Hi,
I have encountered unexpected large disk images when exporting DESeqDataSet (subclass of SummarizedExperiment) objects using the save function. The size of the exported file is much larger than expected, which is a problem for large experiments. In the following example, a test object is created and exported. For comparison, also the actual count values (a matrix of integers) are extracted and saved.
In order to test compression, all count values are set to zero and the corresponding object and count matrix are exported once again.
The DESeqDataSet disk image (about 10MB) is much larger than the expected size (about 4MB) and the counts seem not to be compressed by means of the save function. In comparison, the exported count matrix is highly compressed (1.3 MB and 0.03 MB for zero count values).

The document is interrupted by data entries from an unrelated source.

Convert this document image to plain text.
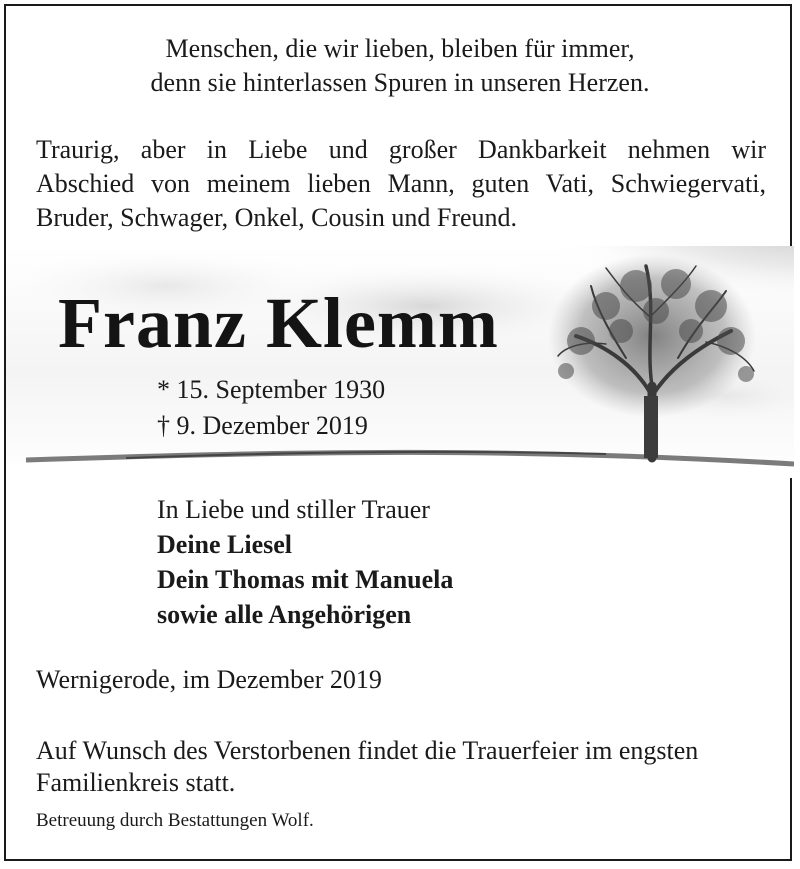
Menschen, die wir lieben, bleiben für immer,

denn sie hinterlassen Spuren in unseren Herzen.

Traurig, aber in Liebe und großer Dankbarkeit nehmen wir
Abschied von meinem lieben Mann, guten Vati, Schwiegervati,
Bruder, Schwager, Onkel, Cousin und Freund.
Franz Klemm

* 15. September 1930

† 9. Dezember 2019

In Liebe und stiller Trauer
Deine Liesel
Dein Thomas mit Manuela
sowie alle Angehörigen

Wernigerode, im Dezember 2019

Auf Wunsch des Verstorbenen findet die Trauerfeier im engsten

Familienkreis statt.

Betreuung durch Bestattungen Wolf.
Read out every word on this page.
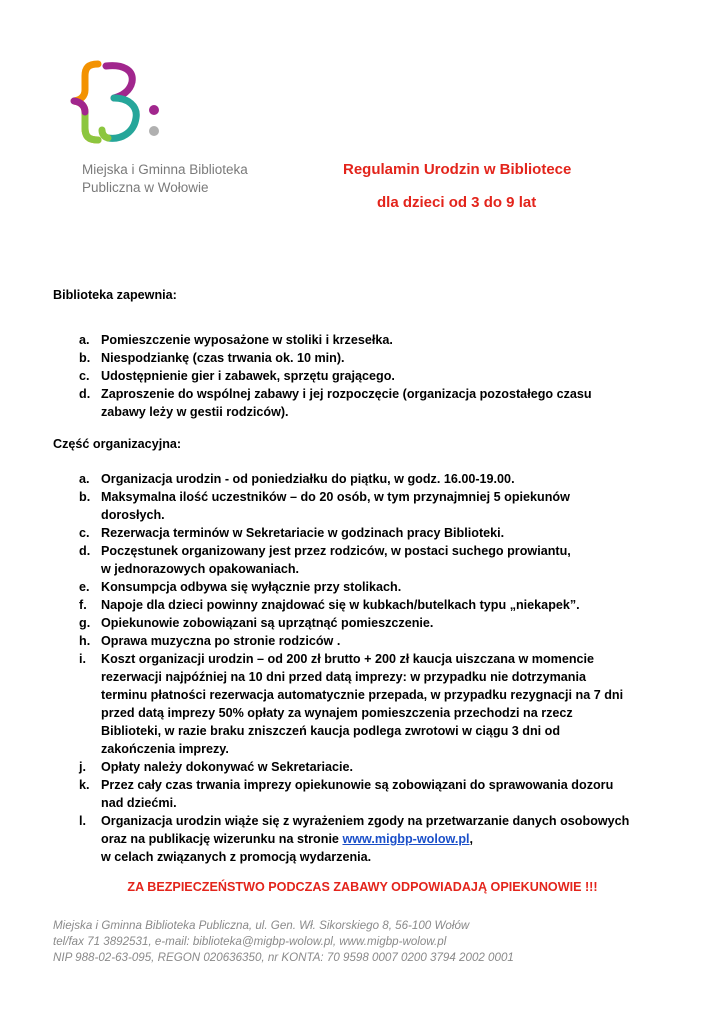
Miejska i Gminna Biblioteka
Publiczna w Wołowie
Regulamin Urodzin w Bibliotece
dla dzieci od 3 do 9 lat
Biblioteka zapewnia:
a. Pomieszczenie wyposażone w stoliki i krzesełka.
b. Niespodziankę (czas trwania ok. 10 min).
c. Udostępnienie gier i zabawek, sprzętu grającego.
d. Zaproszenie do wspólnej zabawy i jej rozpoczęcie (organizacja pozostałego czasu
zabawy leży w gestii rodziców).
Część organizacyjna:
a. Organizacja urodzin - od poniedziałku do piątku, w godz. 16.00-19.00.
b. Maksymalna ilość uczestników – do 20 osób, w tym przynajmniej 5 opiekunów
dorosłych.
c. Rezerwacja terminów w Sekretariacie w godzinach pracy Biblioteki.
d. Poczęstunek organizowany jest przez rodziców, w postaci suchego prowiantu,
w jednorazowych opakowaniach.
e. Konsumpcja odbywa się wyłącznie przy stolikach.
f. Napoje dla dzieci powinny znajdować się w kubkach/butelkach typu „niekapek”.
g. Opiekunowie zobowiązani są uprzątnąć pomieszczenie.
h. Oprawa muzyczna po stronie rodziców .
i. Koszt organizacji urodzin – od 200 zł brutto + 200 zł kaucja uiszczana w momencie
rezerwacji najpóźniej na 10 dni przed datą imprezy: w przypadku nie dotrzymania
terminu płatności rezerwacja automatycznie przepada, w przypadku rezygnacji na 7 dni
przed datą imprezy 50% opłaty za wynajem pomieszczenia przechodzi na rzecz
Biblioteki, w razie braku zniszczeń kaucja podlega zwrotowi w ciągu 3 dni od
zakończenia imprezy.
j. Opłaty należy dokonywać w Sekretariacie.
k. Przez cały czas trwania imprezy opiekunowie są zobowiązani do sprawowania dozoru
nad dziećmi.
l. Organizacja urodzin wiąże się z wyrażeniem zgody na przetwarzanie danych osobowych
oraz na publikację wizerunku na stronie www.migbp-wolow.pl,
w celach związanych z promocją wydarzenia.
ZA BEZPIECZEŃSTWO PODCZAS ZABAWY ODPOWIADAJĄ OPIEKUNOWIE !!!
Miejska i Gminna Biblioteka Publiczna, ul. Gen. Wł. Sikorskiego 8, 56-100 Wołów
tel/fax 71 3892531, e-mail: biblioteka@migbp-wolow.pl, www.migbp-wolow.pl
NIP 988-02-63-095, REGON 020636350, nr KONTA: 70 9598 0007 0200 3794 2002 0001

See the following code
library(DESeq2)
# DESeq2_1.6.3
# create example data set
dds <- makeExampleDESeqDataSet(n=10000, m=100)
# size should be about 4 MB (10000 x 100 x 4 Bytes (integers))
print(object.size(dds@assays$data@listData$counts))
# 4000200 bytes
# extract counts for comparison
countMat <- counts(dds)
# set counts to zero to test compression
zeroDds <- dds; counts(zeroDds)[] <- 0L
zeroCountMat <- counts(zeroDds)
# save to disk
save(dds, file="dds.RData")
save(countMat, file="countMat.RData")
save(zeroCountMat, file="zeroCountMat.RData")
save(zeroDds, file="zeroDds.RData")
# report file size
for(f in c("dds.RData", "zeroDds.RData", "countMat.RData", "zeroCountMat.RData"))
cat(f, ": ", file.info(f)$size / 2^20, " MB\n", sep="")
# dds.RData: 10.47201 MB
# zeroDds.RData: 10.50408 MB
# countMat.RData: 1.269134 MB
# zeroCountMat.RData: 0.02977085 MB
Maybe, there is somewhere a conversion to double?
Thanks for answers

The large size comes from the 'design' slot
owd = setwd(tempdir()) sort(sapply(slotNames(dds), function(nm) { x = slot(dds, nm); save(x, file=nm); file.size(nm) })) setwd(owd) ## dispersionFunction exptData colData ## 79 168 316 ## rowData assays design ## 206618 1316594 10771848which I think captures the global environment(!).